OVERLAND PARK, Kan. (AP) — Greg Orman, the suddenly relevant independent candidate for the U.S. Senate in Kansas, is walking a tightrope in his campaign against GOP Sen. Pat Roberts, projecting himself as fresh and authentic while acknowledging that he's been both a Republican and a Democrat.
Roberts is painting the wealthy 45-year-old businessman as a "dishonest, flip-flopping liberal Democrat masquerading as an independent," says the senator's new campaign spokesman, Corry Bliss.
With less than two months before the election, Orman's campaign manager, Jim Jonas, says the narrative for the campaign is simple. "Washington is broken," Jonas told The Associated Press, "and we've got a guy who can go there and solve the big problems without a lot of finger-pointing."
The race shifted dramatically last week when Democratic candidate Chad Taylor — with a nudge from Democrats in Washington — abruptly quit. The move appeared designed to bolster Orman's campaign.

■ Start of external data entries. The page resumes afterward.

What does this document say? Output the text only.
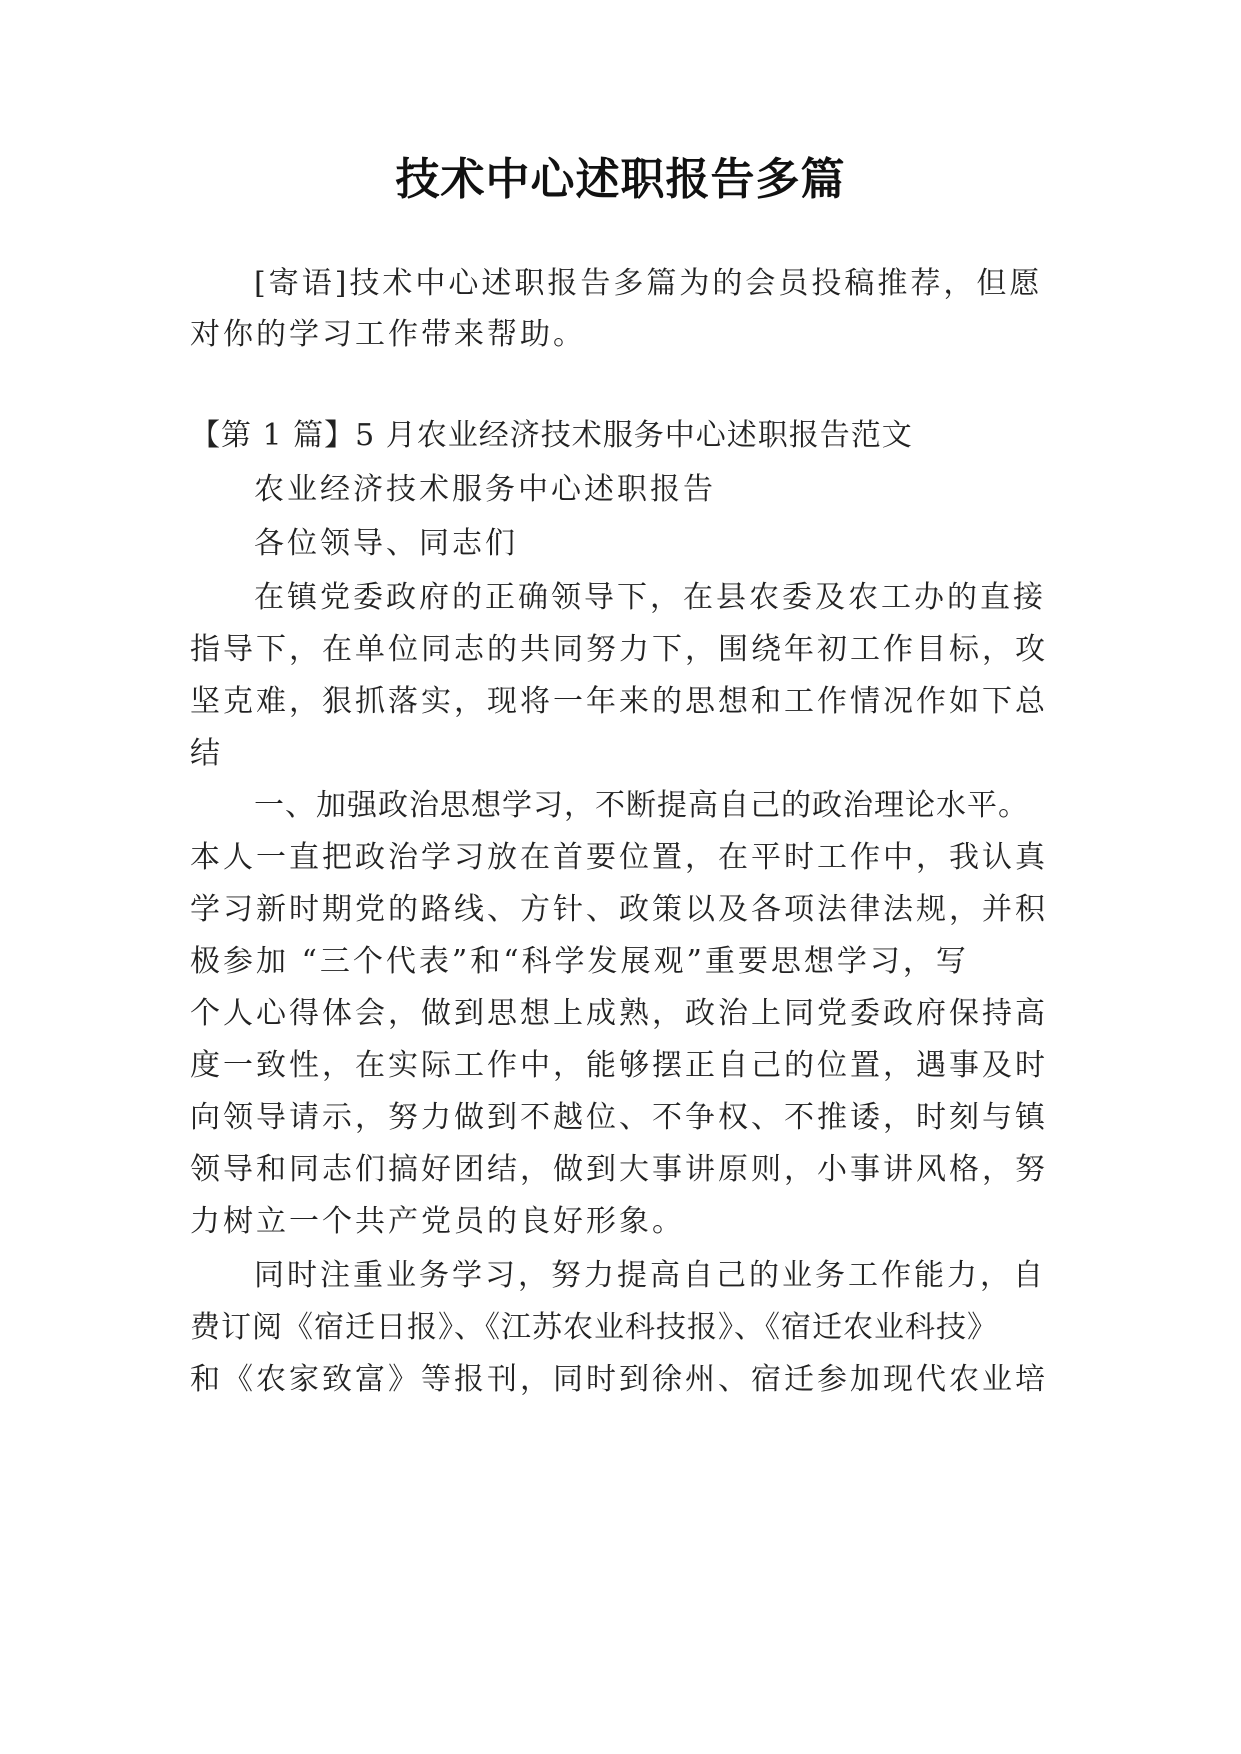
技术中心述职报告多篇
[寄语]技术中心述职报告多篇为的会员投稿推荐，但愿
对你的学习工作带来帮助。
【第 1 篇】5 月农业经济技术服务中心述职报告范文
农业经济技术服务中心述职报告
各位领导、同志们
在镇党委政府的正确领导下，在县农委及农工办的直接
指导下，在单位同志的共同努力下，围绕年初工作目标，攻
坚克难，狠抓落实，现将一年来的思想和工作情况作如下总
结
一、加强政治思想学习，不断提高自己的政治理论水平。
本人一直把政治学习放在首要位置，在平时工作中，我认真
学习新时期党的路线、方针、政策以及各项法律法规，并积
极参加 “三个代表”和“科学发展观”重要思想学习，写
个人心得体会，做到思想上成熟，政治上同党委政府保持高
度一致性，在实际工作中，能够摆正自己的位置，遇事及时
向领导请示，努力做到不越位、不争权、不推诿，时刻与镇
领导和同志们搞好团结，做到大事讲原则，小事讲风格，努
力树立一个共产党员的良好形象。
同时注重业务学习，努力提高自己的业务工作能力，自
费订阅《宿迁日报》、《江苏农业科技报》、《宿迁农业科技》
和《农家致富》等报刊，同时到徐州、宿迁参加现代农业培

Taylor filed a petition Tuesday in the Kansas Supreme Court challenging Republican Secretary of State Kris Kobach's decision to leave Taylor's name on the ballot. Court documents showed Wednesday that his legal team includes Washington attorney Marc Elias, who is part of a firm that has represented the Democratic Senatorial Campaign Committee. The committee's spokesman says Elias is not representing the DSCC in Taylor's effort.
Having a Democrat on the ballot is seen as a way of drawing votes from Orman.
The GOP needs a net gain of six seats in the November midterm elections to win control of the Senate, and Kansas is not a state Republicans were expecting to have to defend.
As of last week, Orman had spent more than $900,000 on television advertising for the general election since July. Meanwhile, Roberts had not aired any television ads since surviving a bitter Republican primary election by winning 48 percent of the Republican vote, compared to 42 percent for tea party-backed physician Milton Wolf.
Former Kansas Republican strategist Bill Lacy said the absence of a Democrat in the race actually hurts Orman. "It allows the Roberts campaign to push him leftwards and toward the Democrats," said Lacy, director of University of Kansas' Dole Institute of Politics.
Orman has contributed to Democrats and Republicans and ran briefly for the U.S. Senate as a Democrat in 2008.
With the legal challenge in Topeka, Orman spent Wednesday discussing workers compensation policy at a Kansas City-area business that tests potential benefit recipients' physical abilities.
During a 30-minute talk with a dozen employees at Bardavon Health Innovations, Orman described President Barack Obama's signature health care law as not achieving the goal of decreasing health care costs and said he would have opposed it.
"I thought at the time we were expanding a broken system," he told the AP. But he also called Republican attempts to repeal the law impractical, considering that Obama remains in office and would veto any repeal. "It sounds like a hollow political promise they can't keep."
Orman said Kansas voters can appreciate the nuance, and he dismissed Roberts' accusations that he's a liberal.
"I don't know many liberals who are talking about simplifying the tax code, who are talking about reforming entitlements, who are talking about reforming Social Security disability," he said.
Orman's campaign team has a Republican hue. Jonas produced TV spots for the Republican National Committee, the GOP's Senate campaign committee and President George H.W. Bush's 1992 campaign. Sam Edelen, Orman's chief spokesman, has worked on Republican mayoral and gubernatorial campaigns.
Roberts' adviser Chris LaCivita said earlier in the week that Orman had made a mistake during the candidates' first debate Saturday by noting several times that he agreed with Roberts. Edelen said that should be no surprise: "News flash. As an independent, he may agree with a Republican at times."